Über den Fall von Charis Mantzouridis/About the case of Charis Mantzouridis

English below
Am 13. Oktober 2021 entführte der griechische Staat mit Hilfe der Polizei, insbesondere der Abteilung für Eigentumsdelikte, den Genossen Charis Mantzouridis vor seinem Haus, in dem er mit seiner Lebenspartnerin und ihrem Kind lebt. Der Modus Operandi ist üblich und wurde in den letzten Jahren häufig angewandt: Die Polizisten umzingelten ihn unter dem Vorwand, ihn ins Polizeipräsidium von Athen zu bringen, weil er laut einem „anonymen“ (sic) Telefonanruf eine Woche zuvor des Raubes verdächtigt wurde. Sie legten ihm Handschellen an, schlugen und würgten ihn vor den Augen der fassungslosen Anwohner. Wir wissen bereits, wie Polizisten sind; aber wir analysieren und zählen ihre Brutalitäten auf, damit niemand vergisst, mit wem wir es zu tun haben und wozu sie fähig sind. Für die staatlichen Kräfte ist es nur ein weiterer Mittwoch, wenn sie eine Person mit unverhältnismäßiger Gewalt vor den Augen ihres minderjährigen Kindes niedertrampeln; es ist nur ein Mittwoch, wenn sie einer Person, der nichts vorgeworfen wird, Handschellen anlegen und erklären, dass sie sie nur festnehmen wollen; es ist nur ein Mittwoch, wenn sie eine Person verleumden und verbreiten, dass sie ein minderjähriges Mädchen belästigt hat; es war nur ein Mittwoch.
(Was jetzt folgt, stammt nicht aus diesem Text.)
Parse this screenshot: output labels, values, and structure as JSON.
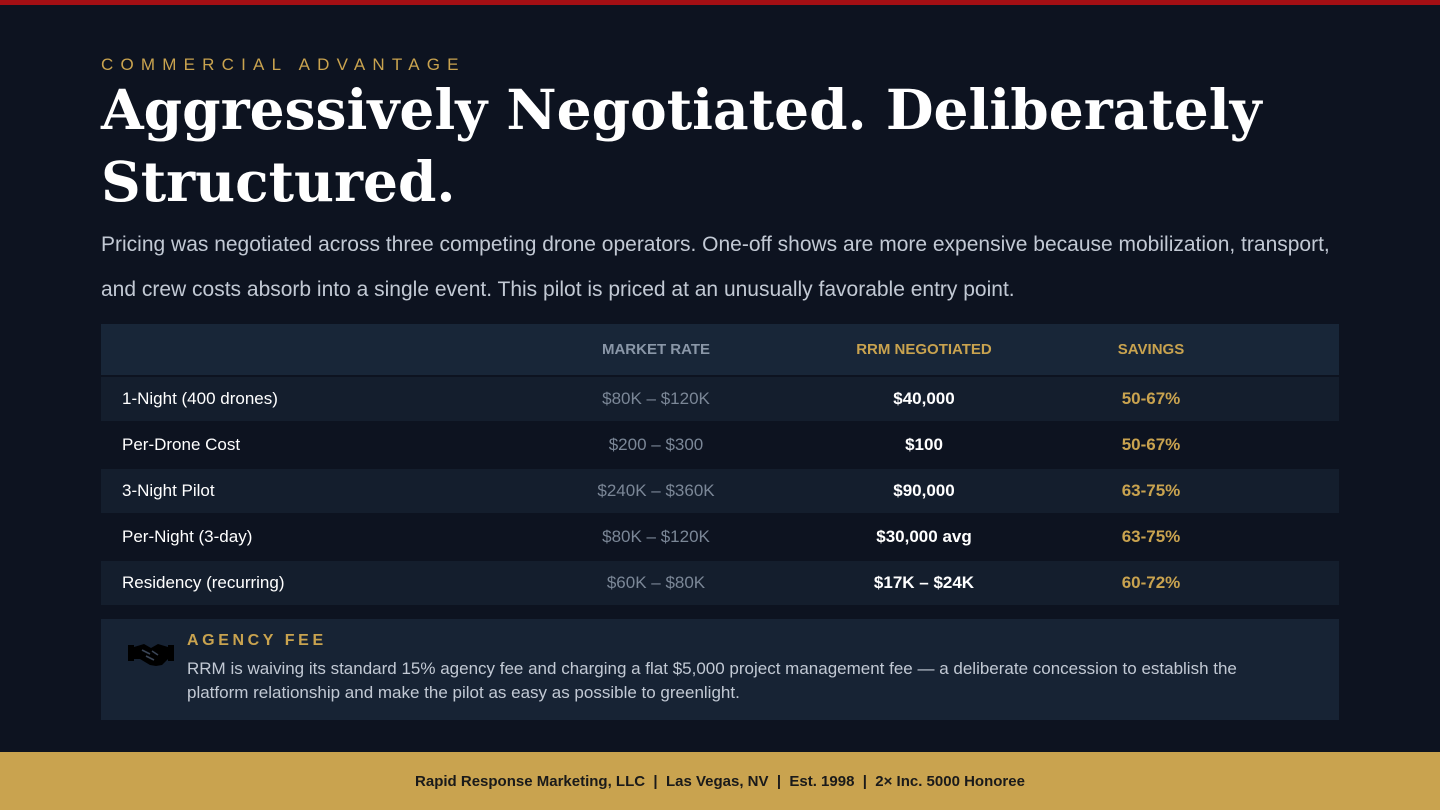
{
  "colors": {
    "background": "#0d1320",
    "accent_gold": "#c9a34f",
    "accent_red": "#a30f14",
    "text_light": "#c2c9d4"
  },
  "header": {
    "eyebrow": "COMMERCIAL ADVANTAGE",
    "title": "Aggressively Negotiated. Deliberately Structured.",
    "intro": "Pricing was negotiated across three competing drone operators. One-off shows are more expensive because mobilization, transport, and crew costs absorb into a single event. This pilot is priced at an unusually favorable entry point."
  },
  "table": {
    "columns": [
      "",
      "MARKET RATE",
      "RRM NEGOTIATED",
      "SAVINGS"
    ],
    "rows": [
      {
        "item": "1-Night (400 drones)",
        "market": "$80K – $120K",
        "negotiated": "$40,000",
        "savings": "50-67%"
      },
      {
        "item": "Per-Drone Cost",
        "market": "$200 – $300",
        "negotiated": "$100",
        "savings": "50-67%"
      },
      {
        "item": "3-Night Pilot",
        "market": "$240K – $360K",
        "negotiated": "$90,000",
        "savings": "63-75%"
      },
      {
        "item": "Per-Night (3-day)",
        "market": "$80K – $120K",
        "negotiated": "$30,000 avg",
        "savings": "63-75%"
      },
      {
        "item": "Residency (recurring)",
        "market": "$60K – $80K",
        "negotiated": "$17K – $24K",
        "savings": "60-72%"
      }
    ]
  },
  "agency_fee": {
    "icon": "handshake-icon",
    "label": "AGENCY FEE",
    "text": "RRM is waiving its standard 15% agency fee and charging a flat $5,000 project management fee — a deliberate concession to establish the platform relationship and make the pilot as easy as possible to greenlight."
  },
  "footer": {
    "text": "Rapid Response Marketing, LLC  |  Las Vegas, NV  |  Est. 1998  |  2× Inc. 5000 Honoree"
  }
}
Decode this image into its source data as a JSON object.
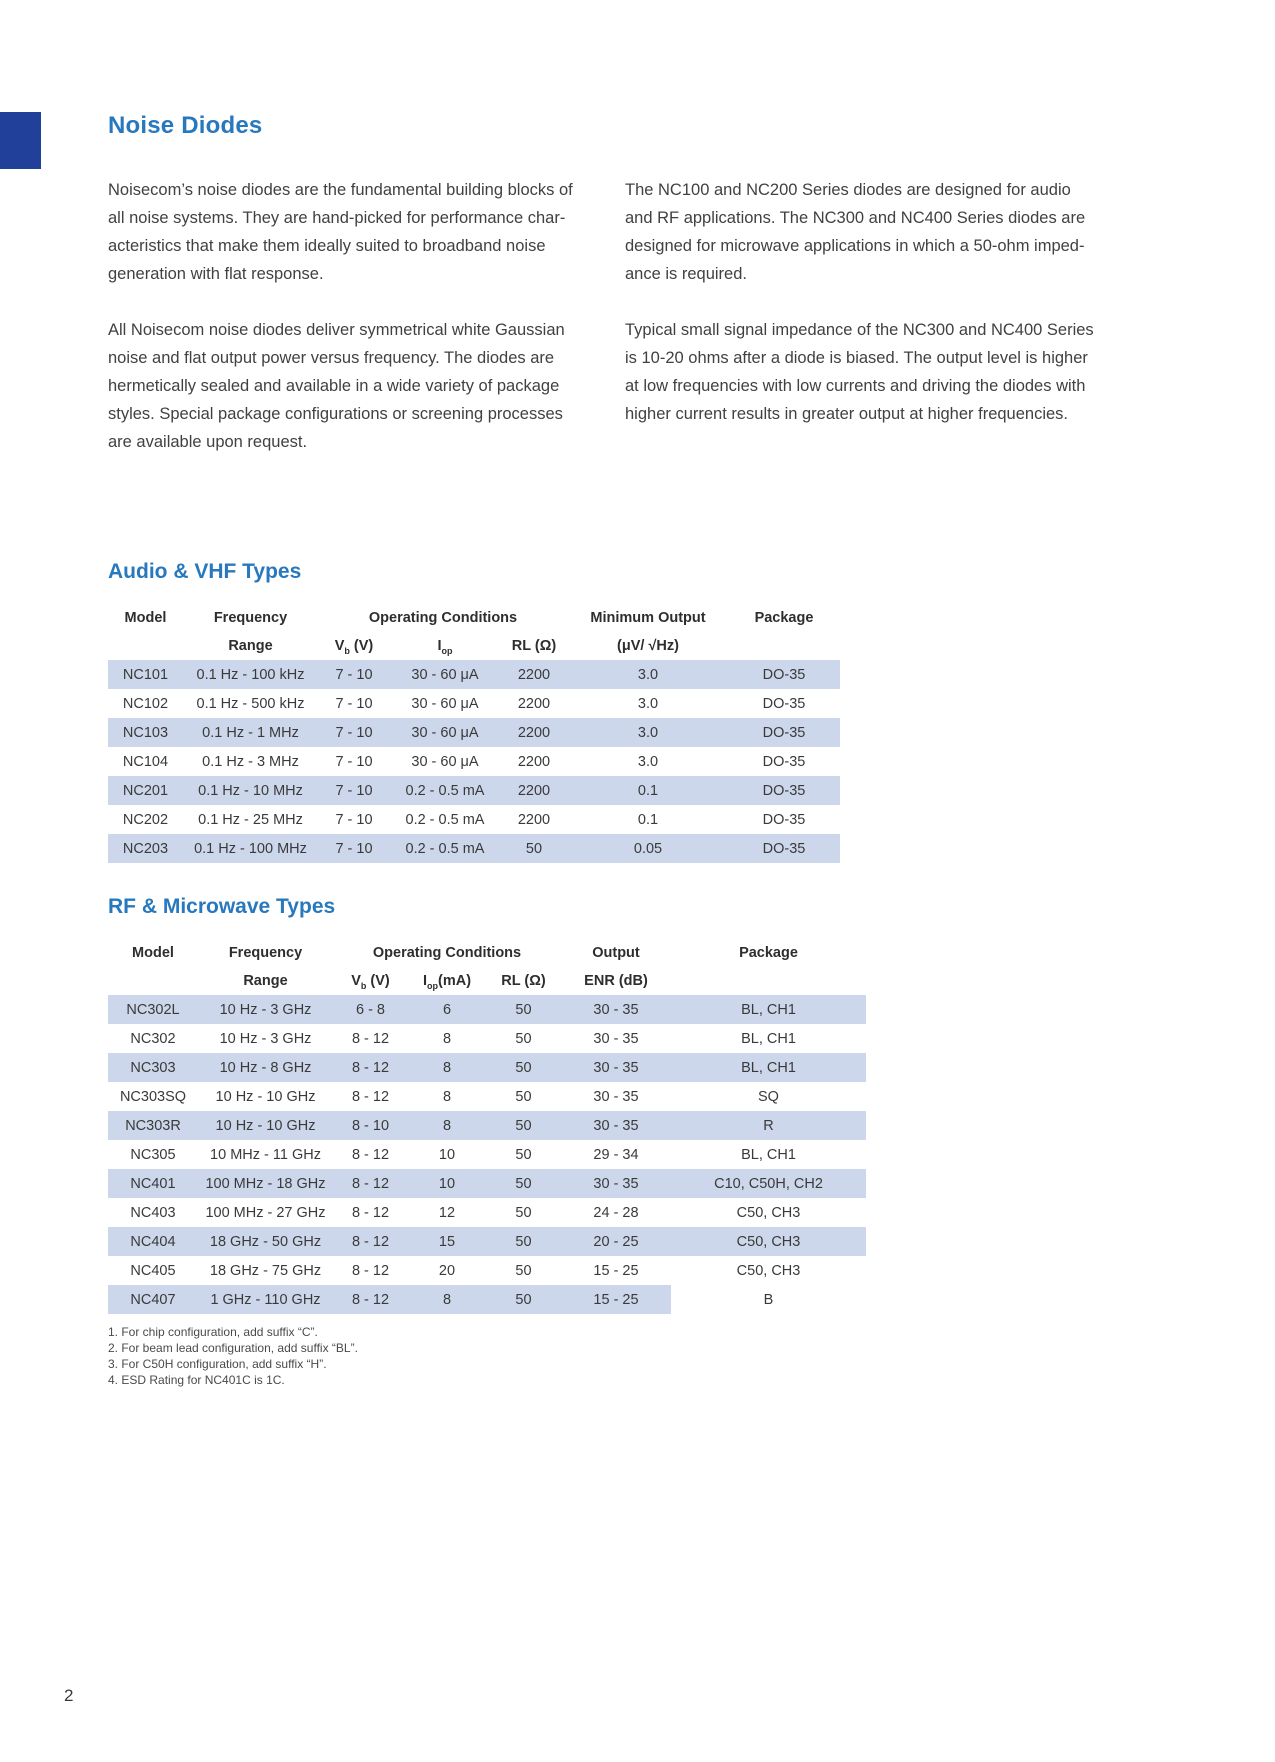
{
  "page_number": "2",
  "title": "Noise Diodes",
  "intro": {
    "left": [
      "Noisecom’s noise diodes are the fundamental building blocks of\nall noise systems. They are hand-picked for performance char-\nacteristics that make them ideally suited to broadband noise\ngeneration with flat response.",
      "All Noisecom noise diodes deliver symmetrical white Gaussian\nnoise and flat output power versus frequency. The diodes are\nhermetically sealed and available in a wide variety of package\nstyles. Special package configurations or screening processes\nare available upon request."
    ],
    "right": [
      "The NC100 and NC200 Series diodes are designed for audio\nand RF applications. The NC300 and NC400 Series diodes are\ndesigned for microwave applications in which a 50-ohm imped-\nance is required.",
      "Typical small signal impedance of the NC300 and NC400 Series\nis 10-20 ohms after a diode is biased. The output level is higher\nat low frequencies with low currents and driving the diodes with\nhigher current results in greater output at higher frequencies."
    ]
  },
  "audio_table": {
    "title": "Audio & VHF Types",
    "headers": {
      "model": "Model",
      "frequency": "Frequency",
      "range": "Range",
      "operating": "Operating Conditions",
      "vb_main": "V",
      "vb_sub": "b",
      "vb_rest": " (V)",
      "iop_main": "I",
      "iop_sub": "op",
      "iop_rest": "",
      "rl": "RL (Ω)",
      "min_output": "Minimum Output",
      "min_output_unit": "(μV/ √Hz)",
      "package": "Package"
    },
    "rows": [
      [
        "NC101",
        "0.1 Hz - 100 kHz",
        "7 - 10",
        "30 - 60 μA",
        "2200",
        "3.0",
        "DO-35"
      ],
      [
        "NC102",
        "0.1 Hz - 500 kHz",
        "7 - 10",
        "30 - 60 μA",
        "2200",
        "3.0",
        "DO-35"
      ],
      [
        "NC103",
        "0.1 Hz - 1 MHz",
        "7 - 10",
        "30 - 60 μA",
        "2200",
        "3.0",
        "DO-35"
      ],
      [
        "NC104",
        "0.1 Hz - 3 MHz",
        "7 - 10",
        "30 - 60 μA",
        "2200",
        "3.0",
        "DO-35"
      ],
      [
        "NC201",
        "0.1 Hz - 10 MHz",
        "7 - 10",
        "0.2 - 0.5 mA",
        "2200",
        "0.1",
        "DO-35"
      ],
      [
        "NC202",
        "0.1 Hz - 25 MHz",
        "7 - 10",
        "0.2 - 0.5 mA",
        "2200",
        "0.1",
        "DO-35"
      ],
      [
        "NC203",
        "0.1 Hz - 100 MHz",
        "7 - 10",
        "0.2 - 0.5 mA",
        "50",
        "0.05",
        "DO-35"
      ]
    ]
  },
  "rf_table": {
    "title": "RF & Microwave Types",
    "headers": {
      "model": "Model",
      "frequency": "Frequency",
      "range": "Range",
      "operating": "Operating Conditions",
      "vb_main": "V",
      "vb_sub": "b",
      "vb_rest": " (V)",
      "iop_main": "I",
      "iop_sub": "op",
      "iop_rest": "(mA)",
      "rl": "RL (Ω)",
      "output": "Output",
      "enr": "ENR (dB)",
      "package": "Package"
    },
    "rows": [
      [
        "NC302L",
        "10 Hz - 3 GHz",
        "6 - 8",
        "6",
        "50",
        "30 - 35",
        "BL, CH1"
      ],
      [
        "NC302",
        "10 Hz - 3 GHz",
        "8 - 12",
        "8",
        "50",
        "30 - 35",
        "BL, CH1"
      ],
      [
        "NC303",
        "10 Hz - 8 GHz",
        "8 - 12",
        "8",
        "50",
        "30 - 35",
        "BL, CH1"
      ],
      [
        "NC303SQ",
        "10 Hz - 10 GHz",
        "8 - 12",
        "8",
        "50",
        "30 - 35",
        "SQ"
      ],
      [
        "NC303R",
        "10 Hz - 10 GHz",
        "8 - 10",
        "8",
        "50",
        "30 - 35",
        "R"
      ],
      [
        "NC305",
        "10 MHz - 11 GHz",
        "8 - 12",
        "10",
        "50",
        "29 - 34",
        "BL, CH1"
      ],
      [
        "NC401",
        "100 MHz - 18 GHz",
        "8 - 12",
        "10",
        "50",
        "30 - 35",
        "C10, C50H, CH2"
      ],
      [
        "NC403",
        "100 MHz - 27 GHz",
        "8 - 12",
        "12",
        "50",
        "24 - 28",
        "C50, CH3"
      ],
      [
        "NC404",
        "18 GHz - 50 GHz",
        "8 - 12",
        "15",
        "50",
        "20 - 25",
        "C50, CH3"
      ],
      [
        "NC405",
        "18 GHz - 75 GHz",
        "8 - 12",
        "20",
        "50",
        "15 - 25",
        "C50, CH3"
      ],
      [
        "NC407",
        "1 GHz - 110 GHz",
        "8 - 12",
        "8",
        "50",
        "15 - 25",
        "B"
      ]
    ]
  },
  "footnotes": [
    "1.  For chip configuration, add suffix “C”.",
    "2.  For beam lead configuration, add suffix “BL”.",
    "3.  For C50H configuration, add suffix “H”.",
    "4.  ESD Rating for NC401C is 1C."
  ]
}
Von diesem Moment an gingen die Verfahren schnell voran, was beweist, dass der Fall im Voraus manipuliert wurde und dass die Polizei ein Komplott organisiert hat, um Schuldige zu fabrizieren. In den letzten Monaten hat die griechische Polizei versucht, all jenen den Todesstoß zu versetzen, die sich gegen die weit verbreitete soziale Erstarrung wehren. In den Jahren der Pandemie gab es viele Fälle und unzählige Male, in denen der Staat den radikaleren Teil der Gesellschaft angegriffen hat. Wir sind nun Zeugen einer wesentlichen Verbesserung dieser Strategie, da sie über die rohe Repression auf der Straße gegen massive Manifestationen hinausgeht und strafrechtliche Repression einsetzt, um so viele Militante wie möglich physisch zu eliminieren. Die DNA ist seit mehreren Jahren die konstante und „unfehlbare“ Waffe der staatlichen Repression. In letzter Zeit häufen sich die Fälle von Verfolgungen, die nur auf DNA-Beweisen beruhen.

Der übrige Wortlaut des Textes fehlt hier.